Curieux pacte passé avec les livres (si nombreux) de Dhôtel : leur lecteur y cherche "des émerveillements" — et bien sûr les y trouve. Au fil des pages. Abrupts et inattendus. Comme dans la vie. Ainsi que les décrivait le poète prosateur Bruno Schulz dans l'une de ses nouvelles enchantées ("Le Livre" in "Le sanatorium au croque-mort", 1936 — traduction Denoël, 1974) : "Les hirondelles s'envolent d'entre les lignes".

Dhôtel joue avec l'attente de son lecteur. Cette attente rare. Proche de celle des protagonistes guettant "Le Désert des Tartares" de Dino Buzzati (1940). Sauf qu'ici — chez Dhôtel, notre généreux hôtelier ardennais — nul personnage n'attend vraiment quelque chose de précis... Ils vivent leur vie ordinaire ponctuée d'éblouissements (lueurs fugaces d'une "Autre vie" possible et entrevue... ). Ici, c'est le lecteur qui attend — et n'est jamais déçu.

Deux pages romanesques — à propos de chardonnerets, de bagarres alcoolisées, d'ondées orageuses et de tournées de facteur —, deux pages seulement pour installer l'amour muet du facteur Augustin pour l'insaisissable institutrice Rosalie. Augustin Sille... Rosalie Aumousse... Des patronymes qui sentent aussitôt cette pluie d'orage des deux premières pages. Ainsi sommes-nous installés (ou plutôt vagabonds) dans le monde Dhôtel en deux pages de roman. Et ainsi soit-il...
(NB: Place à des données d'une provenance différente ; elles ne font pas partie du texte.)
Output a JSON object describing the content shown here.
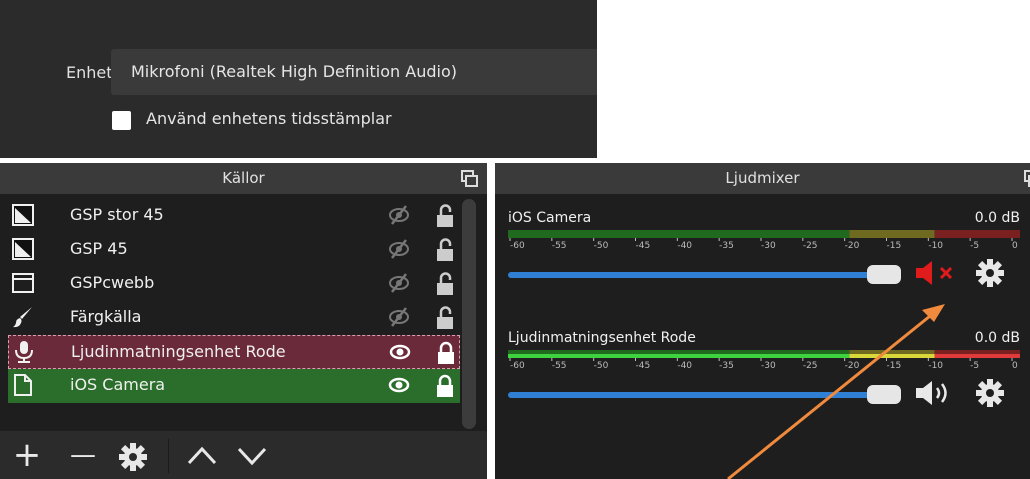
{
  "properties": {
    "device_label": "Enhet",
    "device_value": "Mikrofoni (Realtek High Definition Audio)",
    "timestamps_label": "Använd enhetens tidsstämplar",
    "timestamps_checked": false
  },
  "sources": {
    "title": "Källor",
    "items": [
      {
        "name": "GSP stor 45",
        "icon": "image-icon",
        "visible": false,
        "locked": false
      },
      {
        "name": "GSP 45",
        "icon": "image-icon",
        "visible": false,
        "locked": false
      },
      {
        "name": "GSPcwebb",
        "icon": "window-icon",
        "visible": false,
        "locked": false
      },
      {
        "name": "Färgkälla",
        "icon": "brush-icon",
        "visible": false,
        "locked": false
      },
      {
        "name": "Ljudinmatningsenhet Rode",
        "icon": "microphone-icon",
        "visible": true,
        "locked": true
      },
      {
        "name": "iOS Camera",
        "icon": "document-icon",
        "visible": true,
        "locked": true
      }
    ],
    "toolbar": {
      "add": "+",
      "remove": "—",
      "settings": "gear-icon",
      "up": "∧",
      "down": "∨"
    }
  },
  "mixer": {
    "title": "Ljudmixer",
    "channels": [
      {
        "name": "iOS Camera",
        "db": "0.0 dB",
        "muted": true,
        "level": 0.0
      },
      {
        "name": "Ljudinmatningsenhet Rode",
        "db": "0.0 dB",
        "muted": false,
        "level": 0.97
      }
    ],
    "scale": [
      "-60",
      "-55",
      "-50",
      "-45",
      "-40",
      "-35",
      "-30",
      "-25",
      "-20",
      "-15",
      "-10",
      "-5",
      "0"
    ]
  },
  "colors": {
    "accent_blue": "#2f7fd4",
    "selected_audio": "#6a2a3a",
    "selected_green": "#2b6e2b",
    "muted_red": "#e01b1b",
    "arrow": "#f08a3c"
  }
}
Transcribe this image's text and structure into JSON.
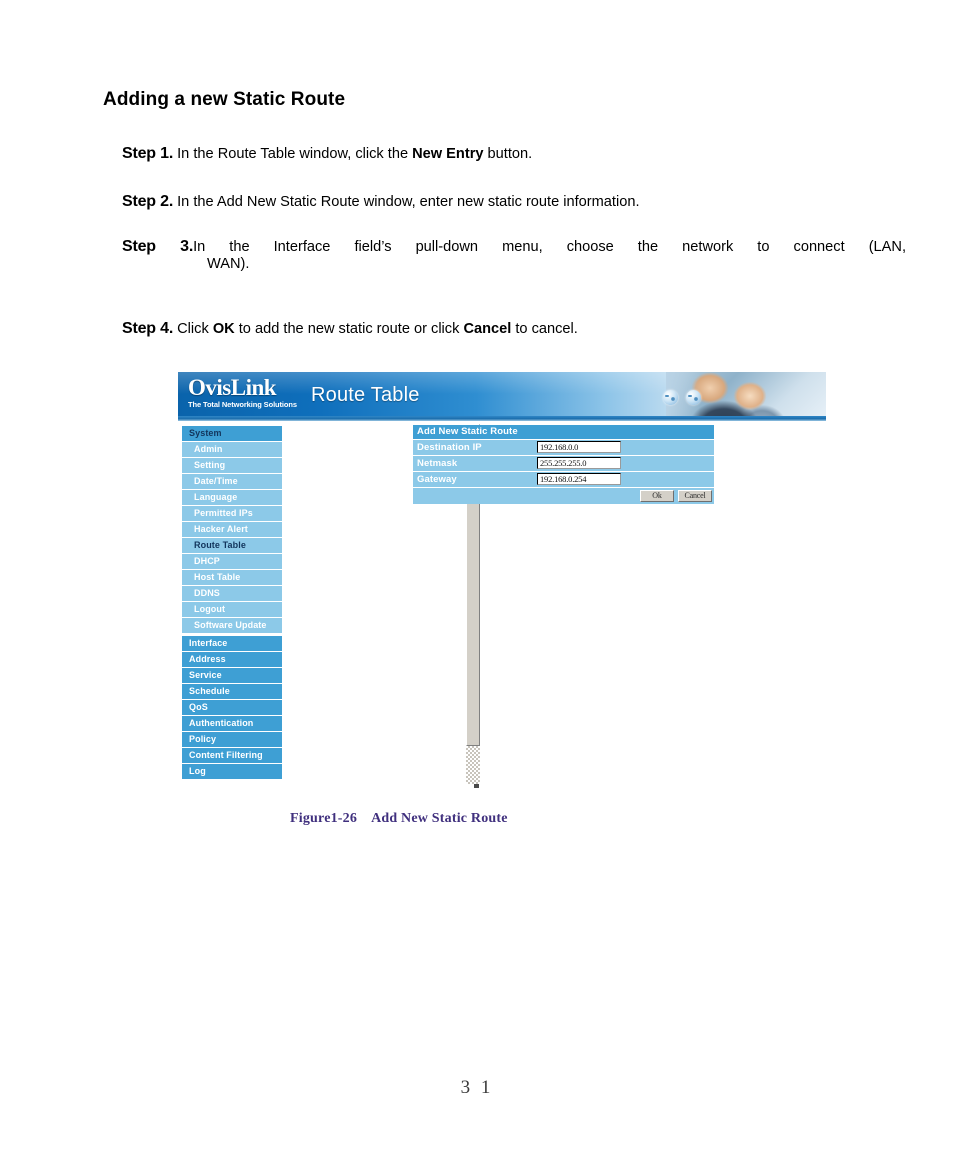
{
  "document": {
    "title": "Adding a new Static Route",
    "steps": [
      {
        "label": "Step 1.",
        "parts": [
          {
            "text": "In the Route Table window, click the ",
            "bold": false
          },
          {
            "text": "New Entry",
            "bold": true
          },
          {
            "text": " button.",
            "bold": false
          }
        ],
        "plain": "In the Route Table window, click the New Entry button."
      },
      {
        "label": "Step 2.",
        "parts": [
          {
            "text": "In the Add New Static Route window, enter new static route information.",
            "bold": false
          }
        ],
        "plain": "In the Add New Static Route window, enter new static route information."
      },
      {
        "label": "Step 3.",
        "line1": "In the Interface field’s pull-down menu, choose the network to connect (LAN,",
        "line2": "WAN).",
        "plain": "In the Interface field’s pull-down menu, choose the network to connect (LAN, WAN)."
      },
      {
        "label": "Step 4.",
        "parts": [
          {
            "text": "Click ",
            "bold": false
          },
          {
            "text": "OK",
            "bold": true
          },
          {
            "text": " to add the new static route or click ",
            "bold": false
          },
          {
            "text": "Cancel",
            "bold": true
          },
          {
            "text": " to cancel.",
            "bold": false
          }
        ],
        "plain": "Click OK to add the new static route or click Cancel to cancel."
      }
    ],
    "figure_caption": {
      "number": "Figure1-26",
      "title": "Add New Static Route"
    },
    "page_number": "3 1"
  },
  "screenshot": {
    "header": {
      "logo_name": "OvisLink",
      "logo_tagline": "The Total Networking Solutions",
      "page_heading": "Route Table",
      "icons": [
        "globe-icon",
        "globe-icon"
      ]
    },
    "sidebar": {
      "groups": [
        {
          "type": "group-head",
          "label": "System",
          "selected": false,
          "items": [
            {
              "label": "Admin",
              "selected": false
            },
            {
              "label": "Setting",
              "selected": false
            },
            {
              "label": "Date/Time",
              "selected": false
            },
            {
              "label": "Language",
              "selected": false
            },
            {
              "label": "Permitted IPs",
              "selected": false
            },
            {
              "label": "Hacker Alert",
              "selected": false
            },
            {
              "label": "Route Table",
              "selected": true
            },
            {
              "label": "DHCP",
              "selected": false
            },
            {
              "label": "Host Table",
              "selected": false
            },
            {
              "label": "DDNS",
              "selected": false
            },
            {
              "label": "Logout",
              "selected": false
            },
            {
              "label": "Software Update",
              "selected": false
            }
          ]
        }
      ],
      "main_items": [
        {
          "label": "Interface"
        },
        {
          "label": "Address"
        },
        {
          "label": "Service"
        },
        {
          "label": "Schedule"
        },
        {
          "label": "QoS"
        },
        {
          "label": "Authentication"
        },
        {
          "label": "Policy"
        },
        {
          "label": "Content Filtering"
        },
        {
          "label": "Log"
        }
      ]
    },
    "panel": {
      "title": "Add New Static Route",
      "fields": [
        {
          "label": "Destination IP",
          "value": "192.168.0.0"
        },
        {
          "label": "Netmask",
          "value": "255.255.255.0"
        },
        {
          "label": "Gateway",
          "value": "192.168.0.254"
        }
      ],
      "buttons": [
        {
          "label": "Ok"
        },
        {
          "label": "Cancel"
        }
      ]
    },
    "scrollbar": {
      "up_arrow": "triangle-up-icon"
    }
  },
  "colors": {
    "header_blue": "#0f6fbc",
    "nav_head_blue": "#3e9fd4",
    "nav_item_blue": "#8cc9e8",
    "nav_selected_text": "#12355c",
    "caption_purple": "#40307e"
  }
}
"L'honorable Monsieur Jacques" est une prouesse narrative. Les dialogues y sont nombreux. L'intrigue et les personnages fourmillent. C'est bien une littérature provinciale ruisselante — totalement assumée — qui vous nargue les mornes platitudes "à l'épate parisienne". Bien fait ! Et le match est gagnant pour les "bouseux", d'ailleurs... Un peu "Gracq" contre "Trash", si l'on veut... Dialogues beaucoup plus denses que dans les si contemplatifs "Ce lieu déshérité" (1949), "Le Pays où l'on n'arrive jamais" (1955), "Ma chère âme" (1961), "Pays natal" (1966) et "La maison du bout du monde" (1970) qui sont désormais nos plus solides références en matière de belle Poétique dhôtelienne...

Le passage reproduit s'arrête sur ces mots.